Viele ausstellende Unternehmen werden aber auch von anderen Messeplätzen zu Entscheidungen gezwungen. Angesagte Themen suchen viele Veranstalter zu vereinnahmen, auch gegen bereits etablierte Veranstaltungen. In München startet etwa die Command Control. Sie ist sehr wohl als Ansage an die It-Sa in Nürnberg zu verstehen, wenn das auch nicht alle zugeben wollen. Die Messe Frankfurt kämpft weiter für und mit ihrer Tendence, der einstigen Herbstmesse. Das Gründungsevent des Unternehmens fordert die Verantwortlichen seit Jahren. 2017 kamen nur noch etwas über 20.000 Besucher, im Jahr 2012 zählte sie noch 46.000. Auf Ausstellerseite sinkt die Kurve ebenfalls: Zeigten im Jahr 2012 noch 1.852 Unternehmen ihre Produkte und Neuheiten, so waren es im Jahr 2016 erstmals unter 1.000.

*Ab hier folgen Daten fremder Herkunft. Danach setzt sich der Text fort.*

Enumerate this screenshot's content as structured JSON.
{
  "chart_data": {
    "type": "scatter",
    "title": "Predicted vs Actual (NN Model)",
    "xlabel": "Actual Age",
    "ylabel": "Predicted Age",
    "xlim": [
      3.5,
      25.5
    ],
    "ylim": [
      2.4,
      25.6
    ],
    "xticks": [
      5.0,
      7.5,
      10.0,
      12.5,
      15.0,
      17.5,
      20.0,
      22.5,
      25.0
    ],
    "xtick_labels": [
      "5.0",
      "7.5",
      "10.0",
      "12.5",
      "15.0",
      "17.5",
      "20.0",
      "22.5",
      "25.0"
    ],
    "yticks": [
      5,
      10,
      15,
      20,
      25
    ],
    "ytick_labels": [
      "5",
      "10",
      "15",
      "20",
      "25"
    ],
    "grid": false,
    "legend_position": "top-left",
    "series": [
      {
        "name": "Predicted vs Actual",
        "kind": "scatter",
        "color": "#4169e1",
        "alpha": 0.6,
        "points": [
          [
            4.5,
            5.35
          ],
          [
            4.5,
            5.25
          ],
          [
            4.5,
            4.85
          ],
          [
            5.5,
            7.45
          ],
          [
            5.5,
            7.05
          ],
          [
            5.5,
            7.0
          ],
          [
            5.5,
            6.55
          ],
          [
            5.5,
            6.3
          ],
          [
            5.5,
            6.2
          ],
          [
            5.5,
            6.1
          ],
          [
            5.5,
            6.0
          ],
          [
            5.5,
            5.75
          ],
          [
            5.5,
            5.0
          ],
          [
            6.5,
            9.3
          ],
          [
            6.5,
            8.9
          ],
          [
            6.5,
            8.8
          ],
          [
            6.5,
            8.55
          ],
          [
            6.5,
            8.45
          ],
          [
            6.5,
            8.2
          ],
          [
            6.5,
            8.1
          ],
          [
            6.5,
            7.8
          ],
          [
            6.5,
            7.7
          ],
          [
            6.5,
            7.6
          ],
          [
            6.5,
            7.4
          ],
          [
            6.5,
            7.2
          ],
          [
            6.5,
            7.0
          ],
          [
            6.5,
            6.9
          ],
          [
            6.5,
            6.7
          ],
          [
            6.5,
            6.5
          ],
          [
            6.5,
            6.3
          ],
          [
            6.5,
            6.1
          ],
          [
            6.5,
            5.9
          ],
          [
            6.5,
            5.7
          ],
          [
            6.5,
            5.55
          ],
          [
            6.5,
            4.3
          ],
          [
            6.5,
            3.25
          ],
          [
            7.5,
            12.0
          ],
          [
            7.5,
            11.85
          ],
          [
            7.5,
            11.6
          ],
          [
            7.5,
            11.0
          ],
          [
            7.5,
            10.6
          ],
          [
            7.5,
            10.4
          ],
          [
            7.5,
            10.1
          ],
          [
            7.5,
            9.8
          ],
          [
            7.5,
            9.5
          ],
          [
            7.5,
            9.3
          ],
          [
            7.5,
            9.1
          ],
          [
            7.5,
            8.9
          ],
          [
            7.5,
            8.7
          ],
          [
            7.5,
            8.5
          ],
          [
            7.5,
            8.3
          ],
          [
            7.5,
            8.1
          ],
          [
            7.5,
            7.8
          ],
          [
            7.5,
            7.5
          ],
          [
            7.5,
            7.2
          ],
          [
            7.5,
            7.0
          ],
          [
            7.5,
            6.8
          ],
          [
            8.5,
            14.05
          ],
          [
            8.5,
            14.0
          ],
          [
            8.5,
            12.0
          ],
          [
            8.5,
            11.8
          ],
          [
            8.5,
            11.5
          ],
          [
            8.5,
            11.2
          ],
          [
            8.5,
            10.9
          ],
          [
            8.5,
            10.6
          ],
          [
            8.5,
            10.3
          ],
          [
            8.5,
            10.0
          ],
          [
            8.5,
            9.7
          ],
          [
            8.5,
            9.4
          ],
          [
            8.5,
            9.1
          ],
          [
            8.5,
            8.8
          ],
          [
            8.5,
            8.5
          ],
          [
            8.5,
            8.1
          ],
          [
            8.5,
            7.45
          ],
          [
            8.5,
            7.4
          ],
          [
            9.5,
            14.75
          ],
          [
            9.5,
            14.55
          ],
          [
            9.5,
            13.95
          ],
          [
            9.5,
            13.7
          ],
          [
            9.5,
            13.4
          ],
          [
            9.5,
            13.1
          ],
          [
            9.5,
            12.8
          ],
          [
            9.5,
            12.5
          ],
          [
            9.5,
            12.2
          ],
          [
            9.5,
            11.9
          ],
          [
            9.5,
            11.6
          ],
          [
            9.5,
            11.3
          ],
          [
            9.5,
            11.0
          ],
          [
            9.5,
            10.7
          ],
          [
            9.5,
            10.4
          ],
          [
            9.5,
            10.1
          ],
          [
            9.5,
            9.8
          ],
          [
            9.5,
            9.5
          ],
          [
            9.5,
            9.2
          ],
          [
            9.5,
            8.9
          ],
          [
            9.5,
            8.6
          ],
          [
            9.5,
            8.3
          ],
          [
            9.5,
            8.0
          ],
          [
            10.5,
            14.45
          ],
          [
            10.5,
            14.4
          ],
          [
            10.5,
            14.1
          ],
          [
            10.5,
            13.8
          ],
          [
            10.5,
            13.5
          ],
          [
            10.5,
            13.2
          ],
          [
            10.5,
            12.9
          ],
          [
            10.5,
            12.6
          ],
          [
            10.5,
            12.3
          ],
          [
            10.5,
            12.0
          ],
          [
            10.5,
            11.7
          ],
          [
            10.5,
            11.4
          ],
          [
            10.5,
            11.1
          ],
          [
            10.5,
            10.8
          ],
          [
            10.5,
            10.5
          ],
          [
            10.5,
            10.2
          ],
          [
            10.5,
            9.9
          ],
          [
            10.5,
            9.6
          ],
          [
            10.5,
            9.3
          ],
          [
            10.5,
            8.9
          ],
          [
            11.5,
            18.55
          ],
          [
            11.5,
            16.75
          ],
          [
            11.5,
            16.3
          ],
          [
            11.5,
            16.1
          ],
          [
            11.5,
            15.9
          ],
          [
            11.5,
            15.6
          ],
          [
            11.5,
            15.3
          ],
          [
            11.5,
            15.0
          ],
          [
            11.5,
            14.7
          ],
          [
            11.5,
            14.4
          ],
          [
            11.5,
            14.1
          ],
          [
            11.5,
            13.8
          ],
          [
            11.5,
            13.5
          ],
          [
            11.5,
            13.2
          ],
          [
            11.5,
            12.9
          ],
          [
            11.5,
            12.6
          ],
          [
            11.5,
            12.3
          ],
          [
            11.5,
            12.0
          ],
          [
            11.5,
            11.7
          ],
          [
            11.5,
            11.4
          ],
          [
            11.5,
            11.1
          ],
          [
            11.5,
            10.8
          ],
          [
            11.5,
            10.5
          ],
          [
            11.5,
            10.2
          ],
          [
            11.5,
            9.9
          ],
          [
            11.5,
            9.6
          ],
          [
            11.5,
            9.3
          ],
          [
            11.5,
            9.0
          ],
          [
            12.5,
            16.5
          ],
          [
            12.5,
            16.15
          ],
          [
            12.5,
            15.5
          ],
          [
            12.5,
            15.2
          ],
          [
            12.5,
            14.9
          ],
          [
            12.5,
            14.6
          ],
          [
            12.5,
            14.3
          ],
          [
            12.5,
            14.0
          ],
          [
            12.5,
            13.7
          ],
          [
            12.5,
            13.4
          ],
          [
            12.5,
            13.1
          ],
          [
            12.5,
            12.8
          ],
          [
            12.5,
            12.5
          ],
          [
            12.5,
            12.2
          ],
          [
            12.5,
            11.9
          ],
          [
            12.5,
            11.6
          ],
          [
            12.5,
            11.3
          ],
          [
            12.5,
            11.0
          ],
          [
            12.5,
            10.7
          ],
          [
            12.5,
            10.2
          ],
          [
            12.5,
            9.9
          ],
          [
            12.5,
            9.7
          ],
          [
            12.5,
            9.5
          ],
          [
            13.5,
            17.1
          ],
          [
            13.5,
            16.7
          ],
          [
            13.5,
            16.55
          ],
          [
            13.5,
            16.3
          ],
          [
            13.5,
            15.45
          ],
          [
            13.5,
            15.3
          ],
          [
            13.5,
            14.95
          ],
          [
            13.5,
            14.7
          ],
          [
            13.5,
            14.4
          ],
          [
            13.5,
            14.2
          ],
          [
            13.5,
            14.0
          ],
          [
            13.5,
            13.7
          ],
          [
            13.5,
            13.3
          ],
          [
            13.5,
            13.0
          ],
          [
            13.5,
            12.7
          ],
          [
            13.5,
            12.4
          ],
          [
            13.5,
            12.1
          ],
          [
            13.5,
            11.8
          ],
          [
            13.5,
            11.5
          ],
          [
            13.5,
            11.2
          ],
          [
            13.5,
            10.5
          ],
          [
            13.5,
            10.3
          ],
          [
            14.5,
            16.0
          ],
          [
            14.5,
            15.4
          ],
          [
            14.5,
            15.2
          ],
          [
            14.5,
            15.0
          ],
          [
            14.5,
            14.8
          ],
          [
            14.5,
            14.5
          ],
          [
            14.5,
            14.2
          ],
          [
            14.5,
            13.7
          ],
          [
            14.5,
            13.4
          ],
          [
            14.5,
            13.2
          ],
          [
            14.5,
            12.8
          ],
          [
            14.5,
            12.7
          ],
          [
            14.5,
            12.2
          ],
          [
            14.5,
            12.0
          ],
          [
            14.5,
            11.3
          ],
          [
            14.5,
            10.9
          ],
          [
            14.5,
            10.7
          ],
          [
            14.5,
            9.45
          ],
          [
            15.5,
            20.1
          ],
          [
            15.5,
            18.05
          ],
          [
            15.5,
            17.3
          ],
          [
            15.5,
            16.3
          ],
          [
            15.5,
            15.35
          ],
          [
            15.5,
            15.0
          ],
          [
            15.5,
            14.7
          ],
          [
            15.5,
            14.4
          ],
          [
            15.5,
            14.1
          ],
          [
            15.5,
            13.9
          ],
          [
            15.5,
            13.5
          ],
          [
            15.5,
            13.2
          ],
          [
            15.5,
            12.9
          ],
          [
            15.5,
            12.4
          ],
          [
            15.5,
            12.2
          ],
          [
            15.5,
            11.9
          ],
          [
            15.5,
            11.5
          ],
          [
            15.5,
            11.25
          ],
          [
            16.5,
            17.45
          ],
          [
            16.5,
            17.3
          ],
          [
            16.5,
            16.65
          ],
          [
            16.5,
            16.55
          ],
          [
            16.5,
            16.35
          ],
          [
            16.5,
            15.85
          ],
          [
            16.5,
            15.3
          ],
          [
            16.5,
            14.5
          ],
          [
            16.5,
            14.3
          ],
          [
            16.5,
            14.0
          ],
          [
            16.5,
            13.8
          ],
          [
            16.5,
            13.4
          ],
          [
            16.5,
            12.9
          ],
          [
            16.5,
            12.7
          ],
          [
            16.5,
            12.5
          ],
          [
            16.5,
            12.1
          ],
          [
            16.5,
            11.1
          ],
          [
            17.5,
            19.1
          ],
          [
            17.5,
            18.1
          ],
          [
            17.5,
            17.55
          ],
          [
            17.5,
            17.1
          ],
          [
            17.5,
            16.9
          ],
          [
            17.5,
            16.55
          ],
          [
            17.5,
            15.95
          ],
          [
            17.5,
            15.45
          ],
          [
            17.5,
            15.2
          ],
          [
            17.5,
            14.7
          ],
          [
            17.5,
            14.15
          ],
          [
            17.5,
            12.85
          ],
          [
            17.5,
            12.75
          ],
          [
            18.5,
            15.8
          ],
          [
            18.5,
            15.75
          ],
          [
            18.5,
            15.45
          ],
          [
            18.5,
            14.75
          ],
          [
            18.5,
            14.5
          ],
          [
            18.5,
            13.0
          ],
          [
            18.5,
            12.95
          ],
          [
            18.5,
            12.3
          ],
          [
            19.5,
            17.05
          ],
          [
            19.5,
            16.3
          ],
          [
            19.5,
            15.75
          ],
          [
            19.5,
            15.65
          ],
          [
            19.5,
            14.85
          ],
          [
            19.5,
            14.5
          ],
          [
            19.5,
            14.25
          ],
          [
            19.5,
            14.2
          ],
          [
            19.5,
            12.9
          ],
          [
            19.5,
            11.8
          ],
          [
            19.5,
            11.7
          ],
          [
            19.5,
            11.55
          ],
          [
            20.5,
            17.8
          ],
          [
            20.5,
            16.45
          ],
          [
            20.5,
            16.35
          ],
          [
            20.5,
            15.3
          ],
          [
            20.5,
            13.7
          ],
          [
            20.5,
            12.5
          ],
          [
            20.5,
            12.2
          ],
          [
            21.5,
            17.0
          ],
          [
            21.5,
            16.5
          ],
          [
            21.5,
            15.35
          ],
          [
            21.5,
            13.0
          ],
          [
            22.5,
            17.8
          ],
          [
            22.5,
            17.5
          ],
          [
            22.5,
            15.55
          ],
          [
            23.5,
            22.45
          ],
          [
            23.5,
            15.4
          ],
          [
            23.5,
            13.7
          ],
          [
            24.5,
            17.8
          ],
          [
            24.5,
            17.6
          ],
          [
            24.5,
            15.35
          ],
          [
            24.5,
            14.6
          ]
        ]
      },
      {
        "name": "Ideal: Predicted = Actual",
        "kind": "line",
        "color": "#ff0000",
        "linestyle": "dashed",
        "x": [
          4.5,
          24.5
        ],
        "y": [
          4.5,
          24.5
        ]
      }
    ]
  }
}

Nicht langweilig dürfte es für die Luftfahrtmessen werden. Die Ila in Berlin indes profitiert von der unsicheren politischen Situation und nimmt wieder an Fahrt auf: Rüstung ist zurzeit wieder gefragt. Der Bundesverband der deutschen Luft- und Raumfahrtindustrie (BDLI), Berlin, ist mit den Vorbuchungen für die Veranstaltung zufrieden, die vom 25. bis zum 29. April stattfindet. Mehr als 1.000 Aussteller werden dann in der Hauptstadt ihr Know-how zeigen – von ziviler Luftfahrt über Verteidigung und Sicherheit bis Raumfahrt, vom Großkonzern bis zum hoch spezialisierten Zulieferer.

In Sachen Zuliefertechnik für die Luft- und Raumfahrt dürfte es messetechnisch ebenfalls aufregend bleiben. Im vergangenen Jahr trat der neu gegründete Veranstalter Expostage mit seiner Expoair in München an – und direkt in den Wettbewerb zur Airtec des gleichnamigen Frankfurter Veranstalters. Die Airtec ging in Hallbergmoos in einem Festzelt über die Bühne, ob der Nähe zum Münchner Flughafen. Vom 9. bis 11. Oktober soll sie nun in diesem Jahr in Sindelfingen stattfinden. Die Expoair setzt weiter auf München, zieht aber um ins MOC. Auch der Termin wurde nach hinten und auf den 4. bis 6. Dezember gelegt. Im ersten Durchgang mussten beide Messen und Veranstalter Federn lassen. Vielleicht bringt ja Runde 2 die Entscheidung.